Doğa Koleji Ekoloji Bölüm Başkanı
Merve Topçuoğlu; “Gezegenimize Yabancı Misafirler; Çöpler Çalıştayı kapsamında, ekosistemdeki etkileşimi bütüncül bir şekilde tanıma, değerlendirilme ve proje oluşturarak hayata geçirilmesi amaçlanmıştır. Çalıştay süresince meclis başkanlarımızın geri dönüşüm, çöp ve atıklar, ekoloji ve ekonomi ile ilişkileri konularında bilgi eksiklerini tamamlamak, yanlış bilgilerini düzelterek doğru bilgiyi paylaşmak ve ekosistemdeki bütüncül yaklaşımın farkına varmalarını sağlamak için farklı eğitim süreçlerine tabii olacaklardır.” dedi.

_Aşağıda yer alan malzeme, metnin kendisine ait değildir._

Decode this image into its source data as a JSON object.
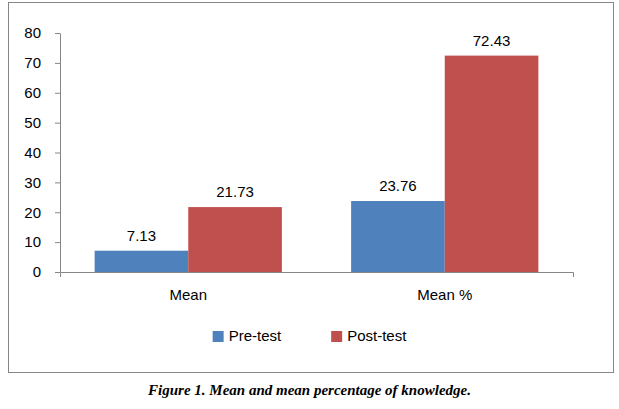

Doğa Koleji Projeler Koordinatörü
Dr. Zühal DOĞAN, “Eğitim sonrası öğrencilerimizin sürdürülebilir doğa koruma projeleri üretebilmeleri ve ürettikleri projenin ruhunu yaşamak ve yaşatmak adına motivasyon sağlamaları çok önemlidir. Tüm meclis başkanları kendi kampüslerinde geri dönüşüm eğitimlerini yaygınlaştırmak ve kendilerine verilecek
Dünyayı Kurtaran Adımlar hedeflerini gerçekleştirmekten sorumlu olmalıdır.”
İstanbul Bilgi Üniversitesi Rektörü
Prof. Dr. M. Ege YAZGAN açılış konuşmasını yaparken; benim neslim için çöp atık konusunun maalesef günümüzde oluşan sorunlar açısından bakıldığında çok aciliyet göstermediği, öncelilerinin çok farklı olduğunu görüyorum. Ama siz çocuklar için çok daha farklı. Sizler sayesinde bazı şeyler değişecek. Onun için bu yaptığınız çalışmalar çok değerli.” diyerek konunun ve yapılan çalışmaların önemine vurgu yaptı.

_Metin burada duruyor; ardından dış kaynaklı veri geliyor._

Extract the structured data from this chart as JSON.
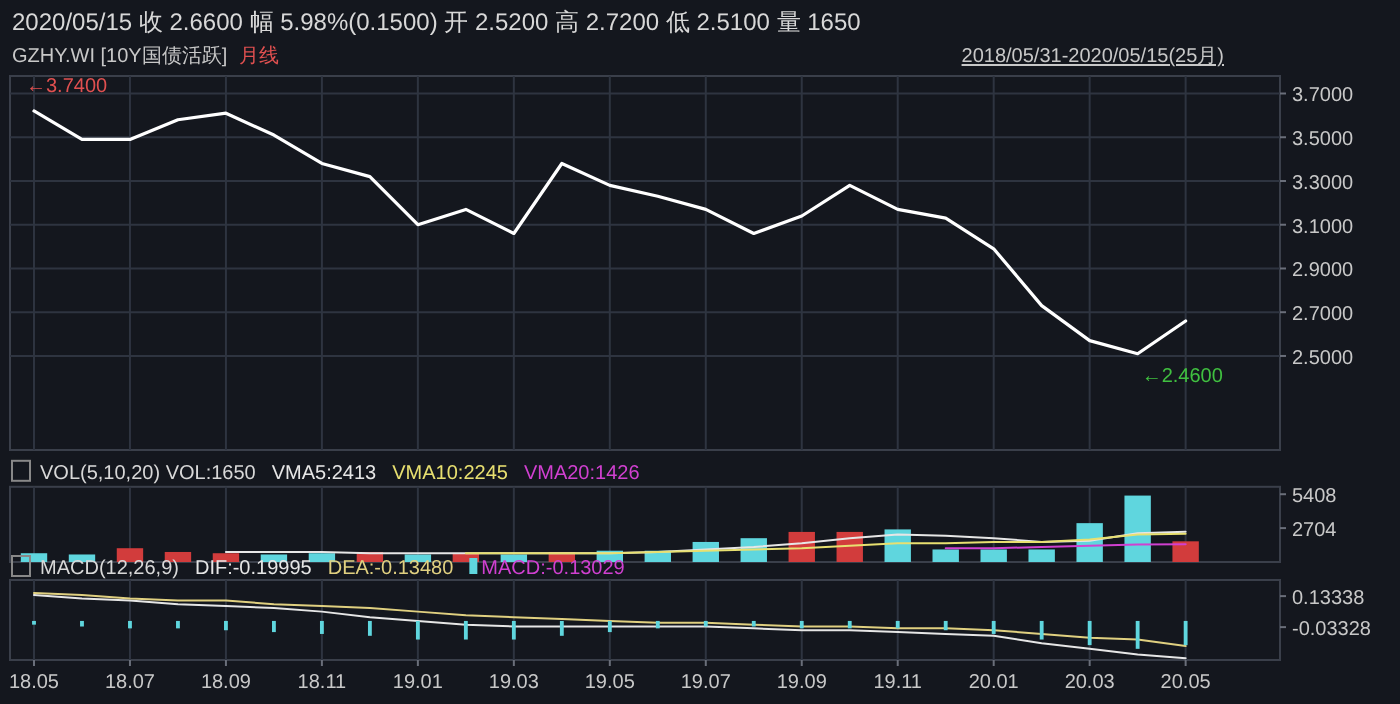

İstanbul Bilgi Üniversitesi Akademisyenlerinden
Prof. Dr. Itır Erhart, Gezegenimden Ben Sorumluyum paylaşımlarını yaparken; “Dönüşümüz sizlerle biz gerçekleştireceğiz. Çevremizdeki herkesi örgütleyerek ailemizi, arkadaşlarımızı, komşularımızı örgütleyerek bu dönüşümü gerçekleştirebiliriz.” dedi.
İklim Öncülerinden
Melisa Akkuş, " Çocuklar ve gençler olarak iklim krizinden en çok etkilenen / etkilenecek gruptayız. İklim krizine karşı hep birlikte mücadele etmeli ve bugünden hareket geçmeliyiz. Başka bir gezegenimiz yok. Ya şimdi harekete geçeceğiz ya da olmayan bir geleceğe gideceğiz. Bir olmanın gücüne inanın, iklim için harekete geçelim. " dedi.